Variable Selection and Updating In Model-Based Discriminant Analysis for High Dimensional Data with Food Authenticity Applications
by Murphy, Dean, and Raftery
Classifying or clustering (or semi supervised learning) spectra is a very challenging problem from collecting statistical-analysis-ready data to reducing the dimensionality without sacrificing complex information in each spectrum. Not only how to estimate spiky (not differentiable) curves via statistically well defined procedures of estimating equations but also how to transform data that match the regularity conditions in statistics is challenging.
Another reason that astrophysics spectroscopic data classification and clustering is more difficult is that observed lines, and their intensities and FWHMs on top of continuum are related to atomic database and latent variables/hyper parameters (distance, rotation, absorption, column density, temperature, metalicity, types, system properties, etc). Frequently it becomes very challenging mixture problem to separate lines and to separate lines from continuum (boundary and identifiability issues). These complexity only appears in astronomy spectroscopic data because we only get indirect or uncontrolled data ruled by physics, as opposed to the the meat species spectra in the paper. These spectroscopic data outside astronomy are rather smooth, observed in controlled wavelength range, and no worries for correcting recession/radial velocity/red shift/extinction/lensing/etc.

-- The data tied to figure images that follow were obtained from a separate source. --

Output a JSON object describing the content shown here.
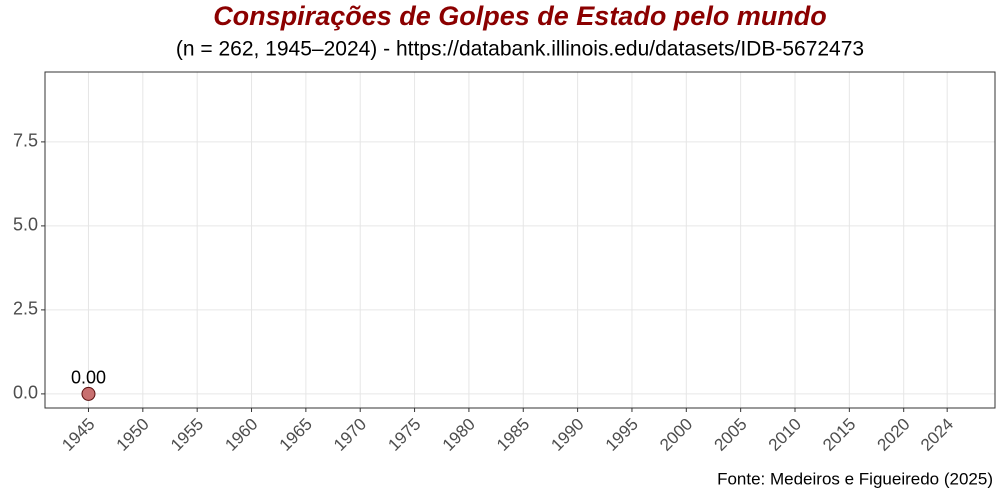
{
  "chart_data": {
    "type": "scatter",
    "title": "Conspirações de Golpes de Estado pelo mundo",
    "subtitle": "(n = 262, 1945–2024) - https://databank.illinois.edu/datasets/IDB-5672473",
    "caption": "Fonte: Medeiros e Figueiredo (2025)",
    "x": [
      1945
    ],
    "values": [
      0
    ],
    "value_labels": [
      "0.00"
    ],
    "color": "#c87070",
    "xlim": [
      1941,
      2028.4
    ],
    "ylim": [
      -0.42,
      9.58
    ],
    "xticks": [
      1945,
      1950,
      1955,
      1960,
      1965,
      1970,
      1975,
      1980,
      1985,
      1990,
      1995,
      2000,
      2005,
      2010,
      2015,
      2020,
      2024
    ],
    "yticks": [
      {
        "value": 0,
        "label": "0.0"
      },
      {
        "value": 2.5,
        "label": "2.5"
      },
      {
        "value": 5,
        "label": "5.0"
      },
      {
        "value": 7.5,
        "label": "7.5"
      }
    ],
    "grid": true
  }
}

Although the most relevant part to astronomers, i.e. spectroscopic data processing is not discussed in this paper, the most important part, statistical learning application to complex curves, spectral data, is well described. Some astronomers with appropriate data would like to try the variable selection strategy and to check out the classification methods in statistics. If it works out, it might save space for storing spectral data and time to collect high resolution spectra. Please, keep in mind that it is not necessary to use the same variable selection strategy. Astronomers can create better working versions for classification and clustering purpose, like Hardness Ratios, often used to reduce the dimensionality of spectral data since low total count spectra are not informative in the full energy (wavelength) range. Curse of dimensionality!.